La successiva deviazione, di fronte alla vasta cava che fornisce da tempi remoti le lastre di pietra dei tetti del Pelio, diventa oltre il villaggio di Kalamaki uno sterrato di quasi tre chilometri. L’ultima impennata, per fortuna in cemento, va ben valutata prima di discenderla. Segue un piazzale piano e un mare a scogli piatti dal colore bellissimo. Tirando le somme di tutta questa prima parte del Pelio, i punti dove sia possibile varare un gommone non sono più di due: Horeftò e la spiaggia di Papa Nero.

Milies e Vizitsa
La breve deviazione per questi due villaggi d’epoca attivi nell’irredentismo antiottomano piacerà a chi sia tentato dalle architetture del Pelio d’una volta.

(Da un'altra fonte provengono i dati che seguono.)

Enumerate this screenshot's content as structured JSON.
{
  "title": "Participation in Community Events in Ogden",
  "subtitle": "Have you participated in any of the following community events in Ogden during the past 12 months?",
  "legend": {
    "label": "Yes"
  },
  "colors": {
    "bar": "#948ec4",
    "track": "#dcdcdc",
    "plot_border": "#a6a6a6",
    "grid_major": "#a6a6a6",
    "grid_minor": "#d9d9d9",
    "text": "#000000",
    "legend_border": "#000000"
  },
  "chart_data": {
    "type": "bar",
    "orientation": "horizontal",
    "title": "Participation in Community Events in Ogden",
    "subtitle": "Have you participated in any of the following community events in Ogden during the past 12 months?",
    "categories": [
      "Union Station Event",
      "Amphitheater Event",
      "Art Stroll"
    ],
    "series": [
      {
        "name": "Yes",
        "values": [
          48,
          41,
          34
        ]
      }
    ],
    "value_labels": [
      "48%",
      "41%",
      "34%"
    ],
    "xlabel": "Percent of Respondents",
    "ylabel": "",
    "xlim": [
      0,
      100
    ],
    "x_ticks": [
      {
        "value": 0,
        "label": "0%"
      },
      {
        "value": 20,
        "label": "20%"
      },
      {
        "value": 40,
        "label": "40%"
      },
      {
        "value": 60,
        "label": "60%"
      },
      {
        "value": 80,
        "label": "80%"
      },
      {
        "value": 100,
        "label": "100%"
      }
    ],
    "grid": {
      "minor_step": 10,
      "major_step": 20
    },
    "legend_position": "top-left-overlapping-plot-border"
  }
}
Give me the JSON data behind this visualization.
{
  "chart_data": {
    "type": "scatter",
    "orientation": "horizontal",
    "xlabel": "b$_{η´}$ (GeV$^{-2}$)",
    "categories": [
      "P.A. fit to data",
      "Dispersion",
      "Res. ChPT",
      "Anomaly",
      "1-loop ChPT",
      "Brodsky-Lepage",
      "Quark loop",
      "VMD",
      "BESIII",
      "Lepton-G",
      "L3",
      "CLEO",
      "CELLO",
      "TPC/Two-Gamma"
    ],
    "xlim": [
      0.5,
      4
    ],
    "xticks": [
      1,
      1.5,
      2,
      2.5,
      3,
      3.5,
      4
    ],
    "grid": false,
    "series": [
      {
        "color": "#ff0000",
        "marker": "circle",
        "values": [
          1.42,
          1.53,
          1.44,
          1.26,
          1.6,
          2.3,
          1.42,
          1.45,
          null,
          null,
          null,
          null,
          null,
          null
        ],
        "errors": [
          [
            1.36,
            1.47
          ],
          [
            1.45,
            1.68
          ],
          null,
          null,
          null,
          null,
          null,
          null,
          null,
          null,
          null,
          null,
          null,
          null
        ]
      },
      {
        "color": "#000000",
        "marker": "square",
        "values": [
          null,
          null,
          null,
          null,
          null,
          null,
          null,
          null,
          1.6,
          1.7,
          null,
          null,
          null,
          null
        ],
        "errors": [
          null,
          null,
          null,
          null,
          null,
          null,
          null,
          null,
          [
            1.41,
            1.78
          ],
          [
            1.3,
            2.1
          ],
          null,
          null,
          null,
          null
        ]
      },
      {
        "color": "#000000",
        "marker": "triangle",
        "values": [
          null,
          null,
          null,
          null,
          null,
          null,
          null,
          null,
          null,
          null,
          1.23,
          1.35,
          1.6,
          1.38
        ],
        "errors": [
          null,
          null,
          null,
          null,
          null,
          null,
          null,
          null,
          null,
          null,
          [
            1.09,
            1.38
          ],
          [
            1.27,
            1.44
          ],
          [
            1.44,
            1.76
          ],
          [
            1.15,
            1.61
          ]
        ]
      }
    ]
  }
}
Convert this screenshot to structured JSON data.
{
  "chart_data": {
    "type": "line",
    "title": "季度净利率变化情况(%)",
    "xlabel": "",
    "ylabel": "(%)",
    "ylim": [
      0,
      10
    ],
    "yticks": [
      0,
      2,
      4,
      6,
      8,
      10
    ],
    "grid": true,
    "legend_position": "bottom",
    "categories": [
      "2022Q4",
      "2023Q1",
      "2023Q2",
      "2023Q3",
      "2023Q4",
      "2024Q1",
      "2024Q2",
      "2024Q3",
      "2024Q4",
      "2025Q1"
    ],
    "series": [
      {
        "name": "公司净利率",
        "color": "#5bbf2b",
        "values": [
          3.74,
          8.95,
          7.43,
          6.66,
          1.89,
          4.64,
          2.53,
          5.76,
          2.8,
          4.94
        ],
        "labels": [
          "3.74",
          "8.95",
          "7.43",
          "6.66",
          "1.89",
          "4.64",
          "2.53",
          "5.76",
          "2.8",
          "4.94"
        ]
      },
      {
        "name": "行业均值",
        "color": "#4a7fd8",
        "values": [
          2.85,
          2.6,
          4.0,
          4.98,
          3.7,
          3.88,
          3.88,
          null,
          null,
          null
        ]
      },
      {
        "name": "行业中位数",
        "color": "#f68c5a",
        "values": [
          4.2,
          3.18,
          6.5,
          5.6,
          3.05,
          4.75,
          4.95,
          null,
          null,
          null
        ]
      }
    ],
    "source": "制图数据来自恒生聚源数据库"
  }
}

A Vizitsa sarà più probabile trovare parcheggio, ma a Milies i buongustai che si fermeranno alla trattoria, cento metri oltre la piazza, difficilmente potranno astenersi dall’ordinare un bis di melanzane imam calde di forno. Ora al massiccio montuoso si sostituisce un paesaggio collinare, nel quale si guida lontano dal mare prima di poter puntare, da Argalasti, nuovamente alla sponda est lungo una valletta percorsa da un rio. Qui è stata devastata la magnifica spiaggia Potistika, dove il rio di cui sopra s’impaluda e dove un canale asciutto sfregia l’arenile. Accanto a Potistika rimane ancora intatta la bella spiaggia Melani.
La strada che oltre Lafkos conduce a Platania è stata da qualche tempo interamente asfaltata e corre in un bel paesaggio selvatico. Per chi aspira a un campeggio in riva al mare, pochi chilometri a monte di Platania parte lo sterrato che arriva all’attrezzata spiaggia di Kastri. L’isola di Skiato è proprio di fronte. Un’alternativa è seguire le indicazioni per Promiri, ma superarlo continuando fino al termine della strada asfaltata. La località si chiama Katigiorgis ed è una baietta sabbiosa delimitata da due o tre taverne e qualche casa, dove una scogliera artificiale dà protezione a una banchina frequentata da piccoli caicchi. Il parcheggio comunale a qualche centinaio di metri dalla spiaggia, dal fondo irregolare, è libero. Da Katigiorgis ripercorrete circa cinque chilometri fino ad imboccare la deviazione asfaltata sulla destra. Dopo un paio di chilometri spunterete ad una spiaggia tra le scogliere con qualche barchetta da pesca, alcuni faraglioni, acque di cristallo. Nei pressi, una piscina marina.
Milina ci riporta sulla sponda occidentale. Vi si trovano due campeggi che fruiscono della striscia di ghiaietto tipica delle sponde dei laghi e in molti punti le radici degli ulivi toccano l’acqua salata. Ma in verità una sosta in questa zona non si motiva che con la disponibilità di un gommone, in particolare per dedicarsi allo sci, vista la piatta tranquillità di cui godono queste acque. Da Milina, per riguadagnare Volo, via Afissos (fuori dell’abitato, ampio parcheggio litoraneo) e Kala Nera, ci sono una cinquantina di chilometri.
Più a sud ci aspetta ancora un territorio fatto di monti rocciosi e macchia, privo di sorgenti. Questa subregione si chiama Tisseo ed è percorsa da una strada asfaltata di una trentina di chilometri. Dopo aver sfiorato l’approdo di Kotes guadagnamo via via quota toccando finalmente il paese di Trikeri, dalle vedute sui due mari. Ma Trikeri ha una dipendenza giù al mare, e allora eccoci discendere all’ultimo lembo abitato del Pelio, ad Agia Kiriaki nella sua baia. Un paio di cantieri che ancora fanno barche alla vecchia maniera, qualche ristorante di pesce, una cerchia di casette bianche. Del turismo qui alla gente interessa ben poco, ed è il posto giusto per prendere sonno cullati dallo sciabordio dell’acqua contro la banchina.